O halde, bir toplumda birlikte yaşama olanağı sağlayan insancıl, gerçekçi, zorunlu temel hukuk kuralına göre, hakim; somut olayın özelliğini, taşınmazların konumlarını, kullanma amaçlarını, niteliklerini, yöresel örf ve adetleri, toplumun
doğal ihtiyaç ve gerçeklerini gözönünde bulundurarak, komşuların birbirlerine göstermekle yükümlü oldukları olağan katlanma ve hoşgörü sınırını aşan bir taşkınlığın bulunup bulunmadığını saptama,zararı giderici önlemlerden en uygununu bulma, kaçınılmaz müdahaleleri yapmak suretiyle özverileri denkleştirme durumundadır.
Bunun içinde zararın niteliği, kapsamı ve ne surette giderileceği yönünde tarafların tüm delilleri toplandıktan, gerektiğinde yerinde keşif yapıldıktan sonra uzman bilirkişilerden bilim ve tekniğe uygun gerekçeli rapor alınması zorunludur.
Somut olaya gelince; mahkemece, taşınmazlara yapılan inşaatlar sebebiyle tarafların komşuluk hukukundan kaynaklanan zararların giderilmesi açısından bir araştırma yapılmış değildir.

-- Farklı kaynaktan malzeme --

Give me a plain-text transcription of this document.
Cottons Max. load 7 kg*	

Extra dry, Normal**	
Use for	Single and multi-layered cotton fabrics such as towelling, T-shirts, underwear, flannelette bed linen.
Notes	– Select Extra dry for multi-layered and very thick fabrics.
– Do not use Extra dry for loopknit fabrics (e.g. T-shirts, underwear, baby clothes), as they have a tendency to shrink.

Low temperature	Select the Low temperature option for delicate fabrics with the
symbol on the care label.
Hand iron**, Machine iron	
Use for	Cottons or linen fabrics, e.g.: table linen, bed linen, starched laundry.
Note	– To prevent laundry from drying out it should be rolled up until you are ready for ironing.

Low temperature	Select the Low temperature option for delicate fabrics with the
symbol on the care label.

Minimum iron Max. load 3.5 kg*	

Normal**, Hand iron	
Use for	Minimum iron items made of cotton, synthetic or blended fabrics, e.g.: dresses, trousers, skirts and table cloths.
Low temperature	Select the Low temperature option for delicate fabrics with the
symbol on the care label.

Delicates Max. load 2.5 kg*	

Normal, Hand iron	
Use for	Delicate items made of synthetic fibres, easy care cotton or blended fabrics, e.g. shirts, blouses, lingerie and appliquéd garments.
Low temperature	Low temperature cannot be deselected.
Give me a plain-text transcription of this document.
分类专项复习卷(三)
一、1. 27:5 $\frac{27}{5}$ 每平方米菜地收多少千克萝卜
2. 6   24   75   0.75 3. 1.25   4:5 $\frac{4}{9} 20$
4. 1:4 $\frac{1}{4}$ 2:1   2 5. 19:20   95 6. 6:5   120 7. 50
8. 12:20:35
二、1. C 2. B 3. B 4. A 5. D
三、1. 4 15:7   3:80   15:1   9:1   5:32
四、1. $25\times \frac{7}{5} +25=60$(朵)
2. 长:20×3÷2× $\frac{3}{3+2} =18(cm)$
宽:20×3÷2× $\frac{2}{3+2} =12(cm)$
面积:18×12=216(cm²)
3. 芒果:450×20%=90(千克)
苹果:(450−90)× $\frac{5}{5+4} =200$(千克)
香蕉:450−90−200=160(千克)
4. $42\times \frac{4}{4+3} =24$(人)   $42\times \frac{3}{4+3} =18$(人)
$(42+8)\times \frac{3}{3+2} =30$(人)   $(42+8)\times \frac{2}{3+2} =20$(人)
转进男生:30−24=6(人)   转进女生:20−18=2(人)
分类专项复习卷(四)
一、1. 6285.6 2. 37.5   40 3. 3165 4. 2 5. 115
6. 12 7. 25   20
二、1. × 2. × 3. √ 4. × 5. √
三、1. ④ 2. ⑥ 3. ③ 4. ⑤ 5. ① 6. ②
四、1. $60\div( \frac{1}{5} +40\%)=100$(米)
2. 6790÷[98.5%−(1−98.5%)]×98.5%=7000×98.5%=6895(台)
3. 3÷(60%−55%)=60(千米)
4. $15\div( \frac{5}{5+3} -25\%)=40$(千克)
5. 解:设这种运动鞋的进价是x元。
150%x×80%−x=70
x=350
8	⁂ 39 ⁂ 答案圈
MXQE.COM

Hal böyle olunca, iddia ve savunma doğrultusunda tarafların delillerinin toplanması, yukarıda değinilen ilkeler çerçevesinde araştırma ve inceleme yapılması, soruşturmanın eksiksiz tamamlanması, ondan sonra bir karar verilmesi gerekirken, eksik inceleme ile yetinilerek, yasal olmayan gerekçelerle yazılı olduğu üzere hüküm kurulmuş olması doğru değildir. Davalının temyiz itirazları yerindedir. Kabulü ile hükmün açıklanan nedenlerden ötürü HUMK."nun 428.maddesi gereğince BOZULMASINA, alınan peşin harcın temyiz edene geri verilmesine, 19.2.2007 tarihinde oybirliğiyle karar verildi.